I filmed Delphine at home for ten days. It wasn’t really a question of directing. Delphine knew exactly what she wanted to tell me and the way in which she wanted to say it. Throughout, I questioned my own role and place. I didn’t want to assert power over her story; I wanted to just be silent and listen, and to ensure that she was comfortable. Quickly, the bed became the focal point of our sessions. That was the place of confidence for her, where she was at ease and sheltered from the outside world— not least from her husband and children, who were on the other side of the apartment. Usually, we say that the director has the final word, but with Delphine, after ten days, the shoot ended as suddenly as it had started. One day I showed up with my camera, we talked for a little bit, and she told me that she’d said everything there was to say. No planning, the film shoot was over.

I did a first edit in 2015 and it wasn’t right. At that time, I was carrying around a kind of rage, born of my situation here, by my experience as a lone Black filmmaker in the film school, and I edited that film with my anger. I can say that. And it was not the story of Delphine, but rather the story of my bitterness. But that is not the kind of work I want to make, and so I set the footage aside and started working on a project about my mother, which would become Two Faces of a Bamiléké Woman (2016). It was only in 2019 that I felt I was ready to edit the film. The experience of Chez Jolie Coiffure and Two Faces gave me the maturity to see Delphine’s story in the right way.

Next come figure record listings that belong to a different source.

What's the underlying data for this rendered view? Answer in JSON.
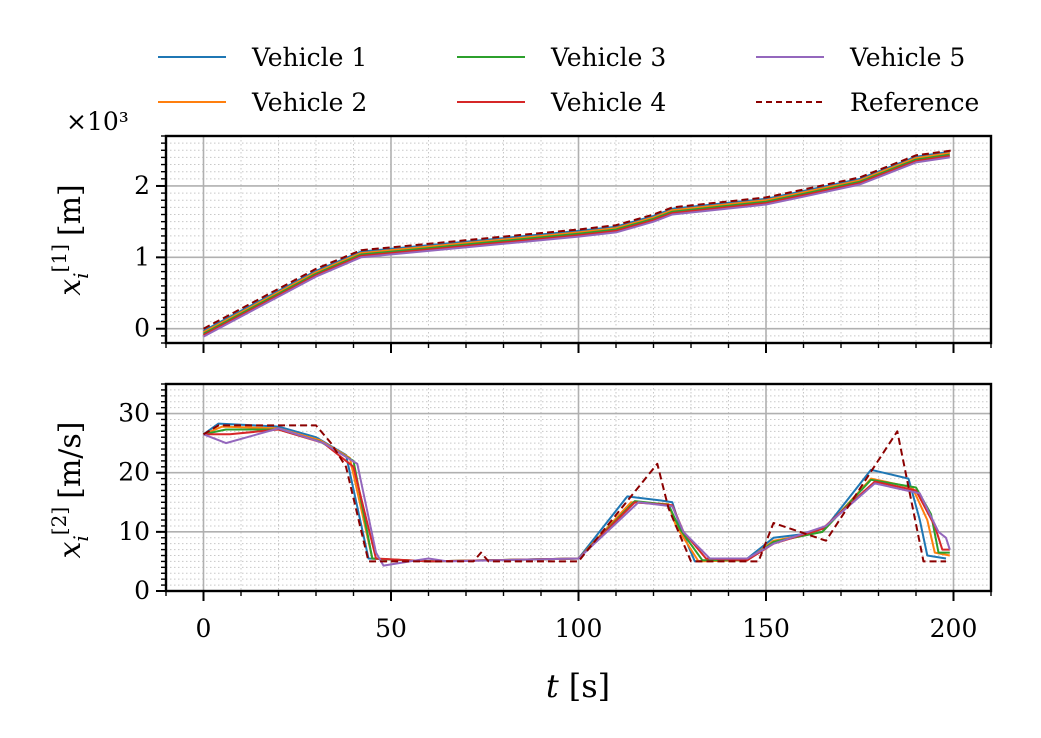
{
  "legend": {
    "items": [
      {
        "label": "Vehicle 1",
        "color": "#1f77b4",
        "dash": "solid"
      },
      {
        "label": "Vehicle 2",
        "color": "#ff7f0e",
        "dash": "solid"
      },
      {
        "label": "Vehicle 3",
        "color": "#2ca02c",
        "dash": "solid"
      },
      {
        "label": "Vehicle 4",
        "color": "#d62728",
        "dash": "solid"
      },
      {
        "label": "Vehicle 5",
        "color": "#9467bd",
        "dash": "solid"
      },
      {
        "label": "Reference",
        "color": "#8b0000",
        "dash": "dashed"
      }
    ]
  },
  "chart_data": [
    {
      "type": "line",
      "title": "",
      "xlabel": "",
      "ylabel_main": "x",
      "ylabel_sub": "i",
      "ylabel_sup": "[1]",
      "ylabel_unit": "[m]",
      "offset_label": "×10³",
      "xlim": [
        -10,
        210
      ],
      "ylim": [
        -0.2,
        2.7
      ],
      "yticks": [
        0,
        1,
        2
      ],
      "ytick_labels": [
        "0",
        "1",
        "2"
      ],
      "grid": true,
      "series": [
        {
          "name": "Reference",
          "x": [
            0,
            20,
            30,
            42,
            60,
            80,
            100,
            110,
            120,
            125,
            150,
            160,
            175,
            190,
            200
          ],
          "y": [
            0.0,
            0.56,
            0.84,
            1.1,
            1.19,
            1.29,
            1.39,
            1.45,
            1.6,
            1.7,
            1.84,
            1.95,
            2.12,
            2.43,
            2.5
          ]
        },
        {
          "name": "Vehicle 1",
          "x": [
            0,
            20,
            30,
            42,
            60,
            80,
            100,
            110,
            120,
            125,
            150,
            160,
            175,
            190,
            199
          ],
          "y": [
            -0.03,
            0.53,
            0.81,
            1.08,
            1.17,
            1.27,
            1.37,
            1.43,
            1.58,
            1.68,
            1.82,
            1.93,
            2.1,
            2.41,
            2.48
          ]
        },
        {
          "name": "Vehicle 2",
          "x": [
            0,
            20,
            30,
            42,
            60,
            80,
            100,
            110,
            120,
            125,
            150,
            160,
            175,
            190,
            199
          ],
          "y": [
            -0.05,
            0.51,
            0.79,
            1.06,
            1.15,
            1.25,
            1.35,
            1.41,
            1.56,
            1.66,
            1.8,
            1.91,
            2.08,
            2.39,
            2.46
          ]
        },
        {
          "name": "Vehicle 3",
          "x": [
            0,
            20,
            30,
            42,
            60,
            80,
            100,
            110,
            120,
            125,
            150,
            160,
            175,
            190,
            199
          ],
          "y": [
            -0.07,
            0.49,
            0.77,
            1.04,
            1.13,
            1.23,
            1.33,
            1.39,
            1.54,
            1.64,
            1.78,
            1.89,
            2.06,
            2.37,
            2.44
          ]
        },
        {
          "name": "Vehicle 4",
          "x": [
            0,
            20,
            30,
            42,
            60,
            80,
            100,
            110,
            120,
            125,
            150,
            160,
            175,
            190,
            199
          ],
          "y": [
            -0.09,
            0.47,
            0.75,
            1.02,
            1.11,
            1.21,
            1.31,
            1.37,
            1.52,
            1.62,
            1.76,
            1.87,
            2.04,
            2.35,
            2.42
          ]
        },
        {
          "name": "Vehicle 5",
          "x": [
            0,
            20,
            30,
            42,
            60,
            80,
            100,
            110,
            120,
            125,
            150,
            160,
            175,
            190,
            199
          ],
          "y": [
            -0.11,
            0.45,
            0.73,
            1.0,
            1.09,
            1.19,
            1.29,
            1.35,
            1.5,
            1.6,
            1.74,
            1.85,
            2.02,
            2.33,
            2.4
          ]
        }
      ]
    },
    {
      "type": "line",
      "title": "",
      "xlabel_main": "t",
      "xlabel_unit": "[s]",
      "ylabel_main": "x",
      "ylabel_sub": "i",
      "ylabel_sup": "[2]",
      "ylabel_unit": "[m/s]",
      "xlim": [
        -10,
        210
      ],
      "ylim": [
        0,
        35
      ],
      "xticks": [
        0,
        50,
        100,
        150,
        200
      ],
      "xtick_labels": [
        "0",
        "50",
        "100",
        "150",
        "200"
      ],
      "yticks": [
        0,
        10,
        20,
        30
      ],
      "ytick_labels": [
        "0",
        "10",
        "20",
        "30"
      ],
      "grid": true,
      "series": [
        {
          "name": "Reference",
          "x": [
            0,
            4,
            30,
            34,
            38,
            44,
            72,
            74,
            76,
            100,
            121,
            124,
            130,
            148,
            152,
            166,
            185,
            192,
            198
          ],
          "y": [
            26.5,
            28,
            28,
            25,
            21,
            5,
            5,
            6.5,
            5,
            5,
            21.5,
            14,
            5,
            5,
            11.5,
            8.5,
            27,
            5,
            5
          ]
        },
        {
          "name": "Vehicle 1",
          "x": [
            0,
            4,
            20,
            30,
            38,
            44,
            60,
            100,
            113,
            122,
            125,
            127,
            131,
            145,
            152,
            165,
            178,
            188,
            191,
            193,
            198
          ],
          "y": [
            26.5,
            28.3,
            27.8,
            26,
            23,
            5.5,
            5,
            5.5,
            16,
            15.3,
            15,
            11,
            5,
            5.5,
            9,
            10,
            20.5,
            19,
            12,
            6,
            5.5
          ]
        },
        {
          "name": "Vehicle 2",
          "x": [
            0,
            5,
            20,
            31,
            39,
            45,
            60,
            100,
            114,
            124,
            126,
            132,
            145,
            152,
            165,
            178,
            189,
            193,
            195,
            199
          ],
          "y": [
            26.5,
            27.8,
            27.5,
            25.5,
            22.5,
            5.5,
            5,
            5.5,
            15,
            14.7,
            11,
            5,
            5.2,
            8.5,
            10,
            19,
            17.5,
            12,
            6.5,
            6
          ]
        },
        {
          "name": "Vehicle 3",
          "x": [
            0,
            6,
            20,
            31,
            40,
            45,
            60,
            100,
            115,
            124,
            127,
            133,
            145,
            152,
            165,
            178,
            190,
            194,
            196,
            199
          ],
          "y": [
            26.5,
            27.3,
            27.3,
            25.3,
            22,
            5.5,
            5,
            5.5,
            15.2,
            14.6,
            10.5,
            5.2,
            5.2,
            8.3,
            10,
            18.8,
            17.5,
            13,
            6.5,
            6.5
          ]
        },
        {
          "name": "Vehicle 4",
          "x": [
            0,
            7,
            20,
            32,
            40,
            46,
            60,
            100,
            115,
            125,
            128,
            134,
            145,
            152,
            165,
            179,
            190,
            195,
            197,
            199
          ],
          "y": [
            26.5,
            26.5,
            27.3,
            25,
            21,
            5.5,
            5,
            5.5,
            15,
            14.5,
            10,
            5.5,
            5.2,
            8,
            10.5,
            18.5,
            17,
            11,
            7,
            7
          ]
        },
        {
          "name": "Vehicle 5",
          "x": [
            0,
            6,
            20,
            32,
            41,
            46,
            48,
            55,
            60,
            65,
            100,
            116,
            125,
            128,
            135,
            145,
            152,
            166,
            179,
            191,
            196,
            198,
            199
          ],
          "y": [
            26.5,
            25,
            27.5,
            25,
            21.5,
            6.5,
            4.3,
            5,
            5.5,
            5,
            5.5,
            15,
            14.3,
            10,
            5.5,
            5.5,
            8,
            11,
            18.2,
            16.5,
            10,
            9,
            7
          ]
        }
      ]
    }
  ]
}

When I started the editing, the choice of sequences and the process was really simple because the moment was right. I was no longer seeing Delphine through my lived experiences, but just seeing her as she was and is and . . . and everything was evident to me and to the editor. After editing, I asked Delphine to come and watch the film, and she saw it and told me, “I want people to see it now.” For me, this was a huge relief as I wanted to respect her voice and testimony.”